Stefan Zweig, Albert Einstein et Romain Gary ont vécu dans un monde de bruit et de fureur qui semble vous fasciner puisque vous l’avez ausculté, sous divers angles, dans vos romans.

Ce qu’il y a de terrible avec cette période tumultueuse de l’histoire du XXe siècle, c’est qu’au fur et à mesure qu’on travaille dessus, on découvre de nouvelles choses qui résonnent et étonnent encore aujourd’hui. C’est ce monde d’hier qui a fait le monde d’aujourd’hui. Je ne suis pas historien, je suis romancier. C’est un terreau que j’aime creuser.

Très nombreux sont ceux qui établissent des analogies entre le monde d’hier et le monde d’aujourd’hui. Ce parallélisme, très en vogue, vous agace-t-il?

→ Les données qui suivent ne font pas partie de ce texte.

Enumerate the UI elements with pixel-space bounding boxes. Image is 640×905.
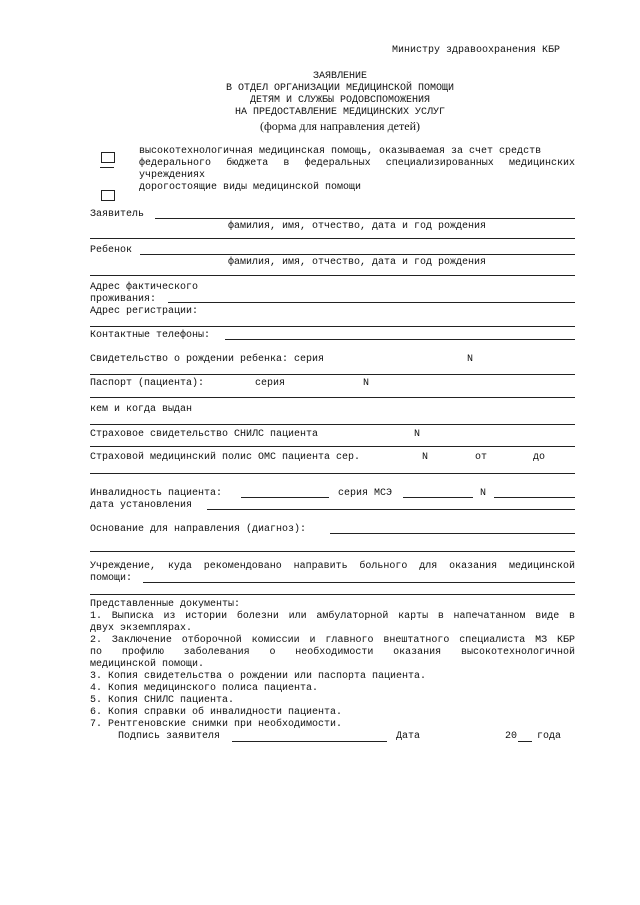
birth-cert-number-label: N <box>467 354 474 365</box>
oms-label: Страховой медицинский полис ОМС пациента сер. <box>90 452 361 463</box>
oms-from-label: от <box>475 452 488 463</box>
disability-field[interactable] <box>241 497 329 498</box>
passport-label: Паспорт (пациента): <box>90 378 205 389</box>
applicant-field-continued[interactable] <box>90 238 575 239</box>
established-field[interactable] <box>207 509 575 510</box>
title-line: ЗАЯВЛЕНИЕ <box>312 71 367 82</box>
expensive-care-label: дорогостоящие виды медицинской помощи <box>139 182 362 193</box>
actual-address-label: Адрес фактического <box>90 282 199 293</box>
child-hint: фамилия, имя, отчество, дата и год рождения <box>228 257 487 268</box>
hitech-option-line: федерального бюджета в федеральных специализированных медицинских <box>139 158 575 169</box>
actual-address-field[interactable] <box>168 302 575 303</box>
issued-by-label: кем и когда выдан <box>90 404 193 415</box>
signature-label: Подпись заявителя <box>118 731 221 742</box>
form-subtitle: (форма для направления детей) <box>260 119 420 133</box>
documents-heading: Представленные документы: <box>90 599 241 610</box>
document-item: 3. Копия свидетельства о рождении или паспорта пациента. <box>90 671 427 682</box>
mse-series-label: серия МСЭ <box>338 488 393 499</box>
birth-cert-label: Свидетельство о рождении ребенка: серия <box>90 354 325 365</box>
reg-address-field[interactable] <box>90 326 575 327</box>
oms-field[interactable] <box>90 473 575 474</box>
signature-field[interactable] <box>232 741 387 742</box>
oms-to-label: до <box>533 452 546 463</box>
expensive-care-checkbox[interactable] <box>101 190 115 201</box>
disability-label: Инвалидность пациента: <box>90 488 223 499</box>
addressee: Министру здравоохранения КБР <box>392 45 561 56</box>
applicant-field[interactable] <box>155 218 575 219</box>
passport-field[interactable] <box>90 397 575 398</box>
diagnosis-field-continued[interactable] <box>90 551 575 552</box>
passport-series-label: серия <box>255 378 286 389</box>
passport-number-label: N <box>363 378 370 389</box>
snils-field[interactable] <box>90 446 575 447</box>
oms-number-label: N <box>422 452 429 463</box>
snils-label: Страховое свидетельство СНИЛС пациента <box>90 429 319 440</box>
document-item: 2. Заключение отборочной комиссии и главного внештатного специалиста МЗ КБР <box>90 635 575 646</box>
document-title <box>170 71 510 133</box>
title-line: НА ПРЕДОСТАВЛЕНИЕ МЕДИЦИНСКИХ УСЛУГ <box>234 107 446 118</box>
reg-address-label: Адрес регистрации: <box>90 306 199 317</box>
phones-field[interactable] <box>225 339 575 340</box>
child-field-continued[interactable] <box>90 275 575 276</box>
date-label: Дата <box>396 731 421 742</box>
document-item: 7. Рентгеновские снимки при необходимости. <box>90 719 343 730</box>
mse-number-label: N <box>480 488 487 499</box>
applicant-hint: фамилия, имя, отчество, дата и год рождения <box>228 221 487 232</box>
year-prefix: 20 <box>505 731 518 742</box>
phones-label: Контактные телефоны: <box>90 330 211 341</box>
document-item: 4. Копия медицинского полиса пациента. <box>90 683 319 694</box>
institution-field-continued[interactable] <box>90 594 575 595</box>
year-suffix: года <box>537 731 562 742</box>
institution-label-2: помощи: <box>90 573 133 584</box>
document-item: 6. Копия справки об инвалидности пациента. <box>90 707 343 718</box>
document-item: медицинской помощи. <box>90 659 205 670</box>
title-line: ДЕТЯМ И СЛУЖБЫ РОДОВСПОМОЖЕНИЯ <box>249 95 431 106</box>
document-item: двух экземплярах. <box>90 623 193 634</box>
document-item: 1. Выписка из истории болезни или амбулаторной карты в напечатанном виде в <box>90 611 575 622</box>
birth-cert-field[interactable] <box>90 374 575 375</box>
title-line: В ОТДЕЛ ОРГАНИЗАЦИИ МЕДИЦИНСКОЙ ПОМОЩИ <box>225 83 455 94</box>
child-label: Ребенок <box>90 245 133 256</box>
hitech-option-line: высокотехнологичная медицинская помощь, оказываемая за счет средств <box>139 146 542 157</box>
mse-number-field[interactable] <box>494 497 575 498</box>
diagnosis-label: Основание для направления (диагноз): <box>90 524 307 535</box>
actual-address-label-2: проживания: <box>90 294 157 305</box>
document-item: по профилю заболевания о необходимости оказания высокотехнологичной <box>90 647 575 658</box>
applicant-label: Заявитель <box>90 209 145 220</box>
checkbox-divider <box>100 167 114 168</box>
diagnosis-field[interactable] <box>330 533 575 534</box>
institution-label: Учреждение, куда рекомендовано направить больного для оказания медицинской <box>90 561 575 572</box>
snils-number-label: N <box>414 429 421 440</box>
mse-series-field[interactable] <box>403 497 473 498</box>
child-field[interactable] <box>140 254 575 255</box>
hitech-checkbox[interactable] <box>101 152 115 163</box>
hitech-option-line: учреждениях <box>139 170 206 181</box>
institution-field[interactable] <box>143 582 575 583</box>
year-field[interactable] <box>518 741 532 742</box>
established-label: дата установления <box>90 500 193 511</box>
issued-by-field[interactable] <box>90 424 575 425</box>
document-item: 5. Копия СНИЛС пациента. <box>90 695 235 706</box>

Stefan Zweig, Albert Einstein et Romain Gary ne nous font pas comprendre le monde d’aujourd’hui par transparence. Simplement, leur intelligence nous fait comprendre le monde d’hier. Et, en ayant compris les ressorts du monde d’hier, cela nous permet de mieux appréhender le monde d’aujourd’hui. Je ne supporte pas les parallélismes historiques. Non, 2017, ce n’est pas 1940! C’est absurde! C’est faire insulte à l’intelligence humaine. Par contre, pour comprendre ce qui se passe dans le monde d’aujourd’hui, il est impératif de bien saisir ce qui s’est passé hier. Les leçons de l’Histoire sont toujours enrichissantes et très utiles.